Le Bureau d'études de politique du travail et de politique sociale (BASS), qui a réalisé cette enquête diffusée dimanche sur mandat de l'ASLOCA, s'est posé la question de savoir quelle aurait été l'évolution des loyers si l'on avait pris en compte uniquement les facteurs de coûts pertinents selon le droit du bail.
Selon ces facteurs - évolution des taux hypothécaires, inflation et coûts d’entretien - une baisse des niveaux des loyers de 10,3% aurait dû être constatée entre 2006 et 2021. Or les loyers ont au contraire augmenté de 36,1%.
Cette évolution mène à une redistribution entre locataires et bailleurs d’un total de 78 milliards de francs durant cette période, soit presque 5 milliards par an, constate le BASS.
Phénomène en hausse
Et l'ampleur du phénomène ne cesse de croître. Rien que pour l’année 2021, le montant estimé payé en trop par les locataires atteint 10,4 milliards pour tout le pays. Cela signifie qu'un ménage locataire a payé en moyenne 370 francs par mois en trop, ou 26% de son loyer.

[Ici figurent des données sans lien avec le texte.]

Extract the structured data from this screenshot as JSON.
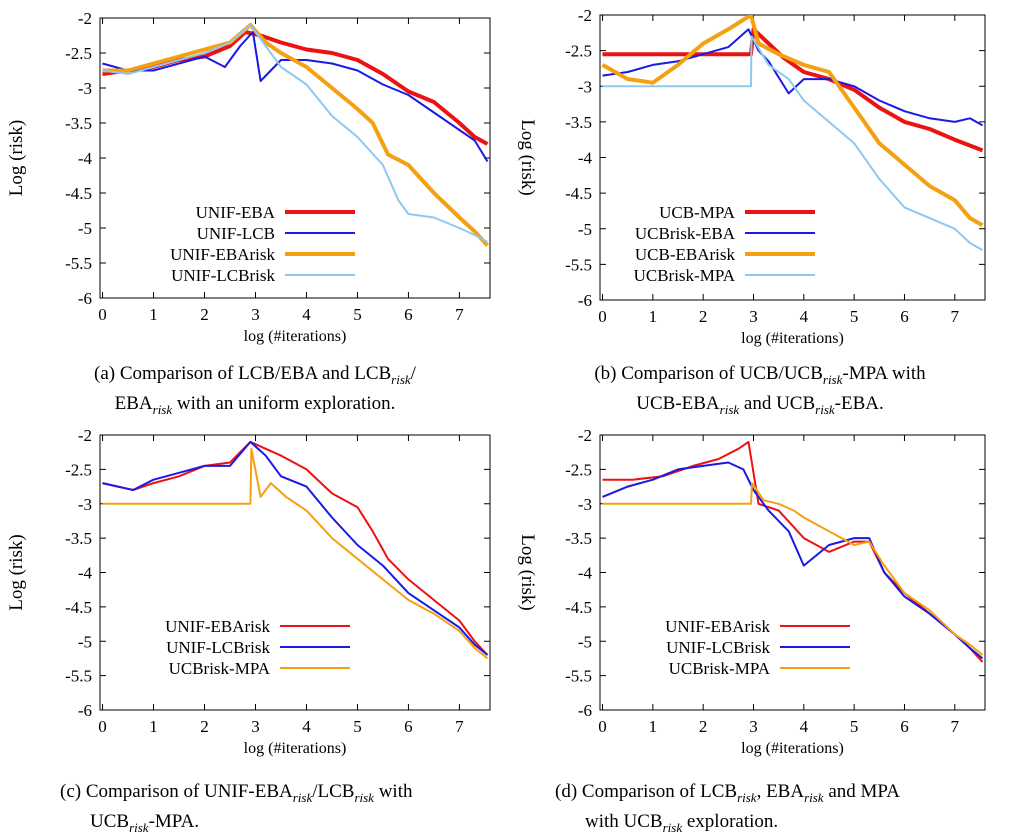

Le président de l’Association suisse des locataires (ASLOCA) Carlo Sommaruga voit la raison de cette augmentation massive des loyers dans la politique des bailleurs d'augmenter la facture à chaque changement de locataire.
"Il est montré que les bailleurs ajustent souvent le loyer vers le haut en cas de changement de locataire, même lorsque les coûts baissent", dit-il. "Durant les dernières années, la baisse du taux hypothécaire de référence n’a été répercutée partiellement que dans une relation de bail sur six", ajoute-t-il.
"Cela a permis aux bailleurs d'obtenir des rendements bien au-dessus de ce qui est défini dans le droit du bail."
Il est impératif de contrôler les loyers
Pour Carlo Sommaruga, "la situation est grave. Le ministre de l’économie et du logement Guy Parmelin, le Conseil fédéral et le Parlement doivent agir".
Concrètement, l'ASLOCA demande "urgemment" un contrôle effectif des loyers. Une proposition correspondante a été déposée en même temps au Conseil national et au Conseil des Etats en juin 2021 par Jacqueline Badran, membre du comité de l’ASLOCA, et Carlo Sommaruga. Elle est pendante.
Cette proposition devrait assurer qu’à l’avenir les loyers abusifs par des rendements trop élevés soient évités. "Pour les bailleurs qui louent trois logements ou plus, une révision périodique obligatoire devrait être introduite, afin de contrôler les rendements effectifs", explique Carlo Sommaruga.
Le PS monte au front
"La loi qui devrait protéger les locataires contre les loyers trop élevés n'est manifestement pas appliquée", constate également la conseillère nationale (PS/ZH) et co-présidente du parti socialiste Mattea Meyer.
"Les responsables sont les hommes de main des groupes immobiliers dans la Berne fédérale: le conseiller fédéral UDC Guy Parmelin et la majorité de droite au Parlement", accuse-t-elle dans un communiqué.
Le PS demande notamment la mise en oeuvre des initiatives déposées au Parlement par les membres de l'ASLOCA, une table ronde de toutes les parties prenantes, ainsi qu'un système de contrôle plus efficace. Il entend déposer lui-même plusieurs interventions lors de la prochaine session de printemps.